Insufficiency of 25-hydroxyvitamin D [25(OH)D] is highly prevalent among patients with chronic kidney disease (CKD) or end-stage renal disease (ESRD) and is a critical component in the pathogenesis of secondary hyperparathyroidism. Accordingly, current National Kidney Foundation—Kidney Disease Outcomes Quality Initiative and Kidney Disease: Improving Global Outcomes guidelines recommend the correction of hypovitaminosis D through nutritional vitamin D replacement as a first-step therapeutic approach targeting secondary hyperparathyroidism. In this Polar Views debate, we summarize the existing evidence, aiming to defend the position that nutritional vitamin D replacement is not evidence-based and should not be applied to patients with CKD. This position is supported by the following:

  • (i) our meta-analysis of randomized controlled trials shows that whereas nutritional vitamin D significantly increases serum 25(OH)D levels relative to placebo, there is no evidence either in predialysis CKD or in ESRD that parathyroid hormone (PTH) is lowered;
  • (ii) on the other hand, in randomized head-to-head comparisons, nutritional vitamin D is shown to be inferior to activated vitamin D analogs in reducing PTH levels; (
  • iii) nutritional vitamin D is reported to exert minimal to no beneficial actions in a series of surrogate risk factors, including aortic stiffness, left ventricular mass index (LVMI), epoetin utilization and immune function among others; and
  • (iv) there is no evidence to support a benefit of nutritional vitamin D on survival and other ‘hard’ clinical outcomes.

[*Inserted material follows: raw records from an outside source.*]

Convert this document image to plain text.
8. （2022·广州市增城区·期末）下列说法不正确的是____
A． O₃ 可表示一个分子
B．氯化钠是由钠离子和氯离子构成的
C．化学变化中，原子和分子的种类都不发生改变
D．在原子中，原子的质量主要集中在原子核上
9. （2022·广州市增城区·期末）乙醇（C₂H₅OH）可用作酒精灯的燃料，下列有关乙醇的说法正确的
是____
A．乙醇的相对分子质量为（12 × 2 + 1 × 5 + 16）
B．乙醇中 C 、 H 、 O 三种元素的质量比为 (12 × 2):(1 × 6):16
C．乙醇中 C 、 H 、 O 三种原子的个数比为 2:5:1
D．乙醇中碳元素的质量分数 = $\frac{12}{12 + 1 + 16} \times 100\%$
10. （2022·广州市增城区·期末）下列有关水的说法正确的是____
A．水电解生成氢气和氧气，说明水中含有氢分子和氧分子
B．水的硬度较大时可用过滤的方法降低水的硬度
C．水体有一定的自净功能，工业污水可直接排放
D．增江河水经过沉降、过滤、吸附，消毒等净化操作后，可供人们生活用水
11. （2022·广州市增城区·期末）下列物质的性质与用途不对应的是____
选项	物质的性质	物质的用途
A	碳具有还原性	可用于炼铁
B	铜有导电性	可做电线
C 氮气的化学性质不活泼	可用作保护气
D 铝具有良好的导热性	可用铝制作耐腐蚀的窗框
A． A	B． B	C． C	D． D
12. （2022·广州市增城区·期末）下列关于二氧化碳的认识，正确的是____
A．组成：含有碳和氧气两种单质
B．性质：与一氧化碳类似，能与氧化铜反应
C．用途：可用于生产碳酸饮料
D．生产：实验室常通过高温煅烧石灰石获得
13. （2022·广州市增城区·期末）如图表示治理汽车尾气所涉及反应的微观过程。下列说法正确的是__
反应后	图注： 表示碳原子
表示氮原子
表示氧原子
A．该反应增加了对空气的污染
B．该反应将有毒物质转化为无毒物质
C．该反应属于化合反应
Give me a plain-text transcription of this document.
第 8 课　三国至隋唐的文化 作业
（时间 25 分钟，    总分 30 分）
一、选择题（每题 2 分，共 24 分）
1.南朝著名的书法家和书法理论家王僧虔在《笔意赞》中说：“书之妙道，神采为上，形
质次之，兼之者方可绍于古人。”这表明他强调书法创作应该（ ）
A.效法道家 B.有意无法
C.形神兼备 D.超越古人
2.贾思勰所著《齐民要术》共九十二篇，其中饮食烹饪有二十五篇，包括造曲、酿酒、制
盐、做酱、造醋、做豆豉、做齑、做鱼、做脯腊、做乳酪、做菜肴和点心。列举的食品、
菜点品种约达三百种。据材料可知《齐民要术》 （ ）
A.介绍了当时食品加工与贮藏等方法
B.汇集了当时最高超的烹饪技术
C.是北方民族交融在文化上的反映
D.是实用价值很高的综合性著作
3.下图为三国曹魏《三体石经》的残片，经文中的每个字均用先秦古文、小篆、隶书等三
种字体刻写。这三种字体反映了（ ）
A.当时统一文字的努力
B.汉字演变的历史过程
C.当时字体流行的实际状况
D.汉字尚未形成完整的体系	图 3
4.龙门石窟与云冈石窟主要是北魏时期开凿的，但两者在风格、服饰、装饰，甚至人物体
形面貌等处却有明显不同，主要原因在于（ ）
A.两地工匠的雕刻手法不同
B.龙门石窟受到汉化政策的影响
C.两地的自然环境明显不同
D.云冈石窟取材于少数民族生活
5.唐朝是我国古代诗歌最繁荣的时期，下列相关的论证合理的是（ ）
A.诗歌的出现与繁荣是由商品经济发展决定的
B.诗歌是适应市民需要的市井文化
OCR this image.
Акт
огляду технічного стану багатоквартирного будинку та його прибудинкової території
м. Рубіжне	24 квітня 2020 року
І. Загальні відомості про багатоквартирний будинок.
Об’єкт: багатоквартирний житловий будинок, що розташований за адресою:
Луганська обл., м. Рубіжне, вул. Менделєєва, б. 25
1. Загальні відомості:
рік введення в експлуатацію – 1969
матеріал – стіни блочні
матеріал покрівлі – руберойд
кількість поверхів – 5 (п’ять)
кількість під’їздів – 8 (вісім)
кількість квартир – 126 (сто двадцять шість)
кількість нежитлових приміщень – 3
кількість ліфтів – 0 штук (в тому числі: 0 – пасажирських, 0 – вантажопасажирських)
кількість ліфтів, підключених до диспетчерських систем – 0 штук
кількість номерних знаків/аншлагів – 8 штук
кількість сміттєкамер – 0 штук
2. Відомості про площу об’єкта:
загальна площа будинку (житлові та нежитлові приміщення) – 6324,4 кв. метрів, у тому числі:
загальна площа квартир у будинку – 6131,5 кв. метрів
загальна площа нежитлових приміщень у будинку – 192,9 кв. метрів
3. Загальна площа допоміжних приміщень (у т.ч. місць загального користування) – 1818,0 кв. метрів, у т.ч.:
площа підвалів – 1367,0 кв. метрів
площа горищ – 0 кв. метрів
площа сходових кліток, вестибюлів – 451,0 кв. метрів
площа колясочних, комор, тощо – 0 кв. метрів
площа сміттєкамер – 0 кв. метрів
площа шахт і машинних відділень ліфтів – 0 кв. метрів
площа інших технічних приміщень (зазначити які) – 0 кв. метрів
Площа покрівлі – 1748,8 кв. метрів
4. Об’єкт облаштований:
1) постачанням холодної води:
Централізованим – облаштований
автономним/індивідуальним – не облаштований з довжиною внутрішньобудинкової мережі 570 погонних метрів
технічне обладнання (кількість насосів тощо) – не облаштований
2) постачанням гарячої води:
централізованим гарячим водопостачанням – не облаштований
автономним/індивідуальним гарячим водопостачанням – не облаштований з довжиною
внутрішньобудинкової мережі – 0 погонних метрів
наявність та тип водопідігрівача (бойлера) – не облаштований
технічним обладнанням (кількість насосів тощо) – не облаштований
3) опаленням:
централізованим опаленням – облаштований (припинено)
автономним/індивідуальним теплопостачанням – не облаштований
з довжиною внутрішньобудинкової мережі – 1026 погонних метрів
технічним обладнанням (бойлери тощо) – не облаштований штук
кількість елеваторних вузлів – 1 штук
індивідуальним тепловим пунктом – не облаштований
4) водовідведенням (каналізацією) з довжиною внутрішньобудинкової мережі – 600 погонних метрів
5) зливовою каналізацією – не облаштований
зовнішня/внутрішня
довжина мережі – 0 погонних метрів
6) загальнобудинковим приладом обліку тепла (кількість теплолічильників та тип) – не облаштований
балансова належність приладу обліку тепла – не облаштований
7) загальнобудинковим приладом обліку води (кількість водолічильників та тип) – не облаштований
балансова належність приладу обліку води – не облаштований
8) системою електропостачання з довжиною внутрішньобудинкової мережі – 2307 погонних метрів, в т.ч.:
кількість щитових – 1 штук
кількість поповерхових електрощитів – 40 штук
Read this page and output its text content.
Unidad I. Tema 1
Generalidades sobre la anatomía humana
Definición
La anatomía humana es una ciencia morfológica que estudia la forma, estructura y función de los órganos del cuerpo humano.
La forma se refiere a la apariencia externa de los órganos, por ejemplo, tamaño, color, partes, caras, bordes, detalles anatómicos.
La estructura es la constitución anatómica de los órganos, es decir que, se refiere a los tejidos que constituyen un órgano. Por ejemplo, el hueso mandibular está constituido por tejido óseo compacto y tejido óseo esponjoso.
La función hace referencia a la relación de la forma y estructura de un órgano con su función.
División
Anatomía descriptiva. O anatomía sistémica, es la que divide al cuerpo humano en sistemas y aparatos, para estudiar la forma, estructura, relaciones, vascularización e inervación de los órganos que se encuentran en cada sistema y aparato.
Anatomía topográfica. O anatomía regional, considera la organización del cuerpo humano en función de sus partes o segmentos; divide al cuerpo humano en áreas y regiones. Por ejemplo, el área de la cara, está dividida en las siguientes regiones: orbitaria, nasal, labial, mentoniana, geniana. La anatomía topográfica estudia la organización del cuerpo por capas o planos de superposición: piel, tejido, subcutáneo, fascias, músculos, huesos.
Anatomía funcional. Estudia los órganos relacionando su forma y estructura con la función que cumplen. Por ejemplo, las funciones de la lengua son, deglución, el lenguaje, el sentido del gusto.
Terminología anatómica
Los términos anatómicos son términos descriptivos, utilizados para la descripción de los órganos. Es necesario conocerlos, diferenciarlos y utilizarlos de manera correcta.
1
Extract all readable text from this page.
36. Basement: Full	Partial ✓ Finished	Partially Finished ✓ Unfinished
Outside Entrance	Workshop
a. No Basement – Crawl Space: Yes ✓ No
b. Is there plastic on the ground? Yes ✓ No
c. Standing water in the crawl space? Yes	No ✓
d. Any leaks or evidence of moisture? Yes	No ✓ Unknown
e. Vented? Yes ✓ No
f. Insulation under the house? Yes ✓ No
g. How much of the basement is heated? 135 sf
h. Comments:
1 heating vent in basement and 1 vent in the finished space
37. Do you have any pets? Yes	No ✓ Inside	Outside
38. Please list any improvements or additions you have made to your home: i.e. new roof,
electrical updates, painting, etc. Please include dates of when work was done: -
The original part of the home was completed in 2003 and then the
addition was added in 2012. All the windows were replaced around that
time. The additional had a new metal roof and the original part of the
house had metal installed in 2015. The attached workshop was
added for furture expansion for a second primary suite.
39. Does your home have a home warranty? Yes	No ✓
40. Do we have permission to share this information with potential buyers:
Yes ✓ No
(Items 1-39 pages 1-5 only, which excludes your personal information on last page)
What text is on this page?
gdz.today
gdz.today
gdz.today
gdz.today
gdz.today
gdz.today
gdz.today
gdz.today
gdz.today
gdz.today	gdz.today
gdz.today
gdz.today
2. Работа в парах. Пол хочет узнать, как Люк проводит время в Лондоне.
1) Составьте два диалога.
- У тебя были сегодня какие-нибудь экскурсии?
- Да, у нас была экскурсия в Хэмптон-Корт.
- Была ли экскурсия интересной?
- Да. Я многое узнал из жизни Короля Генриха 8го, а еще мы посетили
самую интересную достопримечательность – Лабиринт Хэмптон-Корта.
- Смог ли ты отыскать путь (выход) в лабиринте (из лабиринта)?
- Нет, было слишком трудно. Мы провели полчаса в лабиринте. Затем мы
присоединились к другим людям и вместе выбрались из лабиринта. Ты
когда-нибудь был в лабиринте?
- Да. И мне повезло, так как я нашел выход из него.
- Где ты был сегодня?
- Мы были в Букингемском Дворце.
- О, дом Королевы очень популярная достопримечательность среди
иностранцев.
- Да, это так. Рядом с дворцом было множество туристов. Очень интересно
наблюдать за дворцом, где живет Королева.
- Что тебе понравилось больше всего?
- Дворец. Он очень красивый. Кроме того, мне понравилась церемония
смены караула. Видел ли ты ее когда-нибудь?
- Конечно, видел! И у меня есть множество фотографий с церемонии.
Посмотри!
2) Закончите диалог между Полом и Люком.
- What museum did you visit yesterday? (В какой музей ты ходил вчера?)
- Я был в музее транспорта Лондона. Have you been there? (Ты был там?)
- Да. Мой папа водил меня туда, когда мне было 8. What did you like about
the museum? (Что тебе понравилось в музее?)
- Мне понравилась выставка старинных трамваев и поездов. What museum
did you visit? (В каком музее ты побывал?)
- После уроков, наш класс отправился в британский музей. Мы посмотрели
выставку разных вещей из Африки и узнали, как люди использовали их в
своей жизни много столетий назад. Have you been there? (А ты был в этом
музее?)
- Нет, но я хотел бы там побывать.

Whereas nutritional vitamin D replacement may restore 25(OH)D concentration to near normal, the real target of treating vitamin D insufficiency is to treat secondary hyperparathyroidism, which is untouched by nutritional vitamin D. Furthermore, the pleotropic benefits of nutritional vitamin D remain to be proven. Thus, there is little, if any, benefit of nutritional vitamin D replacement in CKD.